Netflix (NFLX -0.66%) shareholders knew that November was going to be challenging with Disney's (DIS 2.46%) Nov. 12 launch of Disney+, aggressively priced at $6.99 a month. There were already rumblings that Apple (AAPL 0.48%) would be making its own streaming video service available that month at a competitive price point, but the news is worse than Netflix investors feared on both fronts.
Apple announced on Tuesday that it will be launching Apple TV+ on Nov. 1, nearly two weeks ahead of Disney's rollout and literally the earliest November launch possible. Pricing is going to be an even bigger potential problem for Netflix and perhaps even for Disney. Bloomberg was reporting last month that Apple TV+ was considering a $9.99 price point, but reality is half that ransom. Apple's new premium digital video smorgasbord will hit the market at just $4.99 for a family subscription.
Making molehills out of mountains
Things could get even more challenging for Netflix than just having Disney and Apple in the market with cheaper monthly prices for platforms with highly anticipated original programming. Apple also announced on Tuesday that it will provide Apple TV+ free for a year with the purchase of most of its devices. In short, the floor may be even lower than $4.99 a month.
Disney already turned heads by offering Disney+ to members of its D23 fan club at 33% off the annual rate if they prepay for three years. That promotion ended, but now it's offering holders of the Disney-branded Visa credit card deep discounts on two- and three-year subscriptions. Between Apple lumping a free year of Apple TV+ access in with the devices it will sell and Disney now with a likely substantial audience of folks locked in for a couple of years, will Netflix be able to stand out at its now seemingly out-of-touch price point of $12.99 a month?

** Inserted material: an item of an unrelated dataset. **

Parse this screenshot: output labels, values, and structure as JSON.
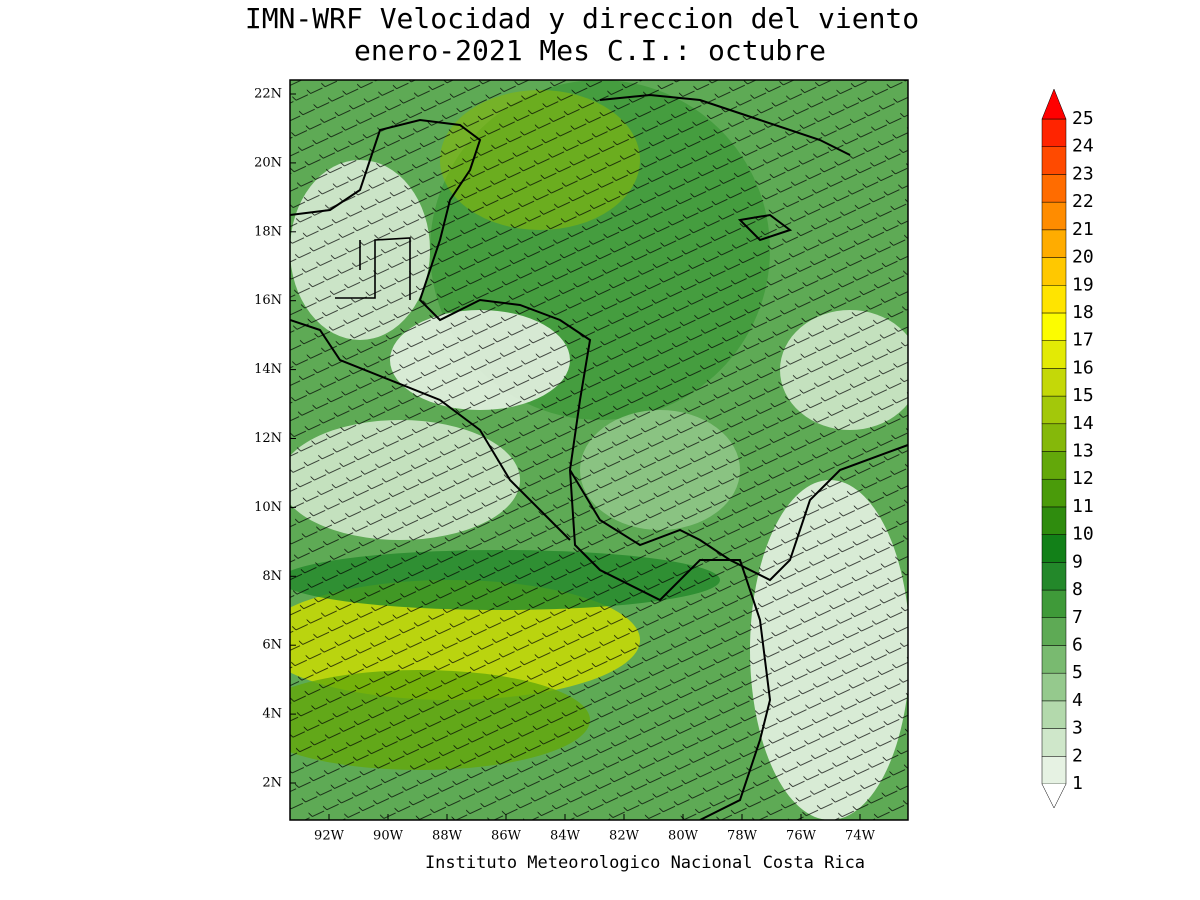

At best, Netflix has lost any flexibility to boost its prices in the near term the way it has four times over the past five years. At worst, consumers will have to choose between platforms. There is definitely room for more than one winner here, but is a month of Netflix going to be valued more than a month of Apple TV+ and Disney+ combined? We'll probably have to wait for Netflix's fourth quarter to play out before getting a definitive answer to that.

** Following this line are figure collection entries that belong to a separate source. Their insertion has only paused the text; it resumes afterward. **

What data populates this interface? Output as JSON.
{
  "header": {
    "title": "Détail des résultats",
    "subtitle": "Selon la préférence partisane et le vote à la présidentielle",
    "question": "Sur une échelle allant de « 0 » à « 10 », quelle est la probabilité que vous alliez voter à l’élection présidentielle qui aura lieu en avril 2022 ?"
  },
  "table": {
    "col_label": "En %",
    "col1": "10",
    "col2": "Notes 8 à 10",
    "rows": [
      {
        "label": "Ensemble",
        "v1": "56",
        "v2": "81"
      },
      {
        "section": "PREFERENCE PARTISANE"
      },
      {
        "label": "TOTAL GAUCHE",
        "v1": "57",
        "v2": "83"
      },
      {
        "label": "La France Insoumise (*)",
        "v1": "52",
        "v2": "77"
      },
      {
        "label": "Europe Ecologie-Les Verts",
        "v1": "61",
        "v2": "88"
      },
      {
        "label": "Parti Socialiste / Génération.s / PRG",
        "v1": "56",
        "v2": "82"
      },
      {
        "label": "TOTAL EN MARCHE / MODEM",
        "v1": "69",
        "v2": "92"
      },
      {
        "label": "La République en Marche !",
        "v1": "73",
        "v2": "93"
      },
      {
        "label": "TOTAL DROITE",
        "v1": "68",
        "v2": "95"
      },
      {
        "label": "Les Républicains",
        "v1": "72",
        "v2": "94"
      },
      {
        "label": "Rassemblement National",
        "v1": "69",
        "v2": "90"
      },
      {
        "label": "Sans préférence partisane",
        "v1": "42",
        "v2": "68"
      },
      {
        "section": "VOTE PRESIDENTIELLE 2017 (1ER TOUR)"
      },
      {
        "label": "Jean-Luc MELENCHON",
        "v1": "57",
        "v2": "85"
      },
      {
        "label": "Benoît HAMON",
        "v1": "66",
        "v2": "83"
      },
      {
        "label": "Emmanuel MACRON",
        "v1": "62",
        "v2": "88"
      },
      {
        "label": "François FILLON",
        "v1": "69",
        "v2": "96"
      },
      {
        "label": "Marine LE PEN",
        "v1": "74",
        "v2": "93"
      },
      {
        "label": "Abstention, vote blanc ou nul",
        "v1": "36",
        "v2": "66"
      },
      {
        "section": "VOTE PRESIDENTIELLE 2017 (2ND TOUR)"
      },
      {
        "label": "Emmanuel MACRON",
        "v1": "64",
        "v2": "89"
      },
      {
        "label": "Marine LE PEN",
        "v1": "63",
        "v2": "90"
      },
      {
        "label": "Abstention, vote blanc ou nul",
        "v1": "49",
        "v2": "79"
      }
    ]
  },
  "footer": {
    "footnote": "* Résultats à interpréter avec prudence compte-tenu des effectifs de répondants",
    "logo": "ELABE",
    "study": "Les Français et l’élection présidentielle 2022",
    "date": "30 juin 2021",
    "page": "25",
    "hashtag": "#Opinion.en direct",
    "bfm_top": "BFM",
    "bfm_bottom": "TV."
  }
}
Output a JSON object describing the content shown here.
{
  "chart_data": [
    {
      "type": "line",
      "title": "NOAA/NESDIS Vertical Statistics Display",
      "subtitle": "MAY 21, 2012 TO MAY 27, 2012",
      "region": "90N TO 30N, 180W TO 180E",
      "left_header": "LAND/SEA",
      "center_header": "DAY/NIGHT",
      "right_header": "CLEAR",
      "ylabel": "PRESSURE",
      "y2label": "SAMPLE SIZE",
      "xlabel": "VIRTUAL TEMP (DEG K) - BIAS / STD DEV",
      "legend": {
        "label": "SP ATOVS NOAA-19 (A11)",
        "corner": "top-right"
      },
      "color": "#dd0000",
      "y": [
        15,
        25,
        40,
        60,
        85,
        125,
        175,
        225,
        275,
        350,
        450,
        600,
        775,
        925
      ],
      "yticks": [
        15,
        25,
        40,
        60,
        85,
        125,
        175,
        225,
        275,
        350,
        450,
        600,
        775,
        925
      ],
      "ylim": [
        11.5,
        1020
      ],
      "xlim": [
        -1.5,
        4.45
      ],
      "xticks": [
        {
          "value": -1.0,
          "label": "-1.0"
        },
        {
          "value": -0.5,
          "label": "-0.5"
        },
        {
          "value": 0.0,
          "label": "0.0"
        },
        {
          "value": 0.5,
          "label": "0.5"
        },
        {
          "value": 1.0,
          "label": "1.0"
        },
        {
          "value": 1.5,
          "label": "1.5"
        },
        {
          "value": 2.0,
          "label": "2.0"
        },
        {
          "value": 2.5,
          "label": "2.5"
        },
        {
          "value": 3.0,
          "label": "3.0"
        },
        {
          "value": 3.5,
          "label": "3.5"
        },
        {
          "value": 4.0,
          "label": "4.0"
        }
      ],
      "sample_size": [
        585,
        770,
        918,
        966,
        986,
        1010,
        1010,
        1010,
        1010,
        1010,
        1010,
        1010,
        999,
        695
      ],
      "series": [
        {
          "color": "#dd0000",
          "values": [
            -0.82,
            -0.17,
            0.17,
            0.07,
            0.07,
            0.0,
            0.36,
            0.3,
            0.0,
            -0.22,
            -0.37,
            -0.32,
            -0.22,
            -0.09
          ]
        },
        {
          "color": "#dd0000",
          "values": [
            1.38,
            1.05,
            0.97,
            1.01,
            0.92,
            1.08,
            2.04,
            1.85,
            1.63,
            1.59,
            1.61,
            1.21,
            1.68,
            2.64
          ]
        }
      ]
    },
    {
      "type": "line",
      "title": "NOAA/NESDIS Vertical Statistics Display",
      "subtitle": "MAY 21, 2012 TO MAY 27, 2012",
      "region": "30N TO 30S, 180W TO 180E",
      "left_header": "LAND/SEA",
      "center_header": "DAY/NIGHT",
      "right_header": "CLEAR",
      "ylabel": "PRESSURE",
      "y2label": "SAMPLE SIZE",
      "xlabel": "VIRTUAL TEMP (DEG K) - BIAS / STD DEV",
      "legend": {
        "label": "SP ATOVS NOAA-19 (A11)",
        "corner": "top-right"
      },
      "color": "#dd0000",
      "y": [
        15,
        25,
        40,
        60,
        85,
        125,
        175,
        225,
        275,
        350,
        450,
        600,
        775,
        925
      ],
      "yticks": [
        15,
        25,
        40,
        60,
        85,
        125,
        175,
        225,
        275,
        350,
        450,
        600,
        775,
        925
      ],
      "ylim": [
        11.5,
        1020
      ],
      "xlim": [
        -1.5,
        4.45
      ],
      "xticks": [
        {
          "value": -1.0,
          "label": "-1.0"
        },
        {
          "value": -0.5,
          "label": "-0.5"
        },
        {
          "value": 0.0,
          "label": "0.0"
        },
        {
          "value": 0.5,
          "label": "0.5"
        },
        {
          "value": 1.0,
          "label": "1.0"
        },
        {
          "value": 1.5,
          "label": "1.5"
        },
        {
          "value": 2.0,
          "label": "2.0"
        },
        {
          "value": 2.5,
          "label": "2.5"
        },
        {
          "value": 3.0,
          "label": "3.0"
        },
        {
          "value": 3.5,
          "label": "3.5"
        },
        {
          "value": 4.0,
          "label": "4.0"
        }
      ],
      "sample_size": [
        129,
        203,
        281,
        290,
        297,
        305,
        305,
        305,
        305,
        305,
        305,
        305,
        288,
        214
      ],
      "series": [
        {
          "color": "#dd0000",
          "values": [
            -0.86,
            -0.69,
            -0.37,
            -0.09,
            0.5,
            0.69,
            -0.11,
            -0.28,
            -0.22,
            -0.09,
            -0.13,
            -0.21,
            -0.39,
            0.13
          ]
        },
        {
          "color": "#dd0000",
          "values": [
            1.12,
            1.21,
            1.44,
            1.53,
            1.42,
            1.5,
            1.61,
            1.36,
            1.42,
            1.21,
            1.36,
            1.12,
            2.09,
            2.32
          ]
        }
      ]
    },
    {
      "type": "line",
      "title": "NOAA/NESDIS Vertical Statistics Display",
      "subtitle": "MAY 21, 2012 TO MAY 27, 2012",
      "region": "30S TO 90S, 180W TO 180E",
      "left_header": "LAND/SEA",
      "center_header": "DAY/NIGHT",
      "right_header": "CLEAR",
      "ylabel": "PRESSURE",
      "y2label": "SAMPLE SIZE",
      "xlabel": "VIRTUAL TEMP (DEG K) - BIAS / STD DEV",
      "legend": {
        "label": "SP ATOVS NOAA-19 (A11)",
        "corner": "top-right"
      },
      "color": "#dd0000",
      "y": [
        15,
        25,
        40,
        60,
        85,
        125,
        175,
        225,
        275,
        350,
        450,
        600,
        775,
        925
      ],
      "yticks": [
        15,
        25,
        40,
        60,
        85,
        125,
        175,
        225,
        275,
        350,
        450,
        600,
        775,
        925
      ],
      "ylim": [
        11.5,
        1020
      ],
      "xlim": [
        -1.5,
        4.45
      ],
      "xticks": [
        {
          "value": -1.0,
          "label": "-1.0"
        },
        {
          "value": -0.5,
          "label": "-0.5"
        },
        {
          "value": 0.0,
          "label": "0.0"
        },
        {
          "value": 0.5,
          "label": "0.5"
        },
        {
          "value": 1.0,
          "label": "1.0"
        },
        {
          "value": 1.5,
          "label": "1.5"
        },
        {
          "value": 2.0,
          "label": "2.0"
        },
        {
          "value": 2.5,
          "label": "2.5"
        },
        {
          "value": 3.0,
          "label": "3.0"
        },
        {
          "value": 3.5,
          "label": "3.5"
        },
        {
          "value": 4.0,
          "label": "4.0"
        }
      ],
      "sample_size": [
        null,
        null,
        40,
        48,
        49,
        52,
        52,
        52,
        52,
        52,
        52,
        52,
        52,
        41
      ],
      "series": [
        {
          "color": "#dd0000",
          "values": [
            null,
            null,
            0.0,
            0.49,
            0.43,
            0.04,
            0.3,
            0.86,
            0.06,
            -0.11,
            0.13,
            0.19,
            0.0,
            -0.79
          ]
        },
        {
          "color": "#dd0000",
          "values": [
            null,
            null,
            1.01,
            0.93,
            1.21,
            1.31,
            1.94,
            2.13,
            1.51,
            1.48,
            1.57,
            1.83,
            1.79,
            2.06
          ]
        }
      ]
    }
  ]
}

In an ideal world, Netflix would actually benefit from the launch of two prolific streaming services. Anyone still paying fat cable and satellite television bills come December is nuts. There will be enough money saved by cord-cutters to trickle down to all of the leading services, and Netflix has done a good job of establishing itself as the "basic cable" standard of streaming. It's hard to be against Netflix, but until we know for sure, investors will be skittish as they approach the former market darling. Video-hungry consumers can and will do only so much discretionary spending. There's a lot of great streaming TV coming in November, and Netflix needs to make sure it still has top billing in your living room.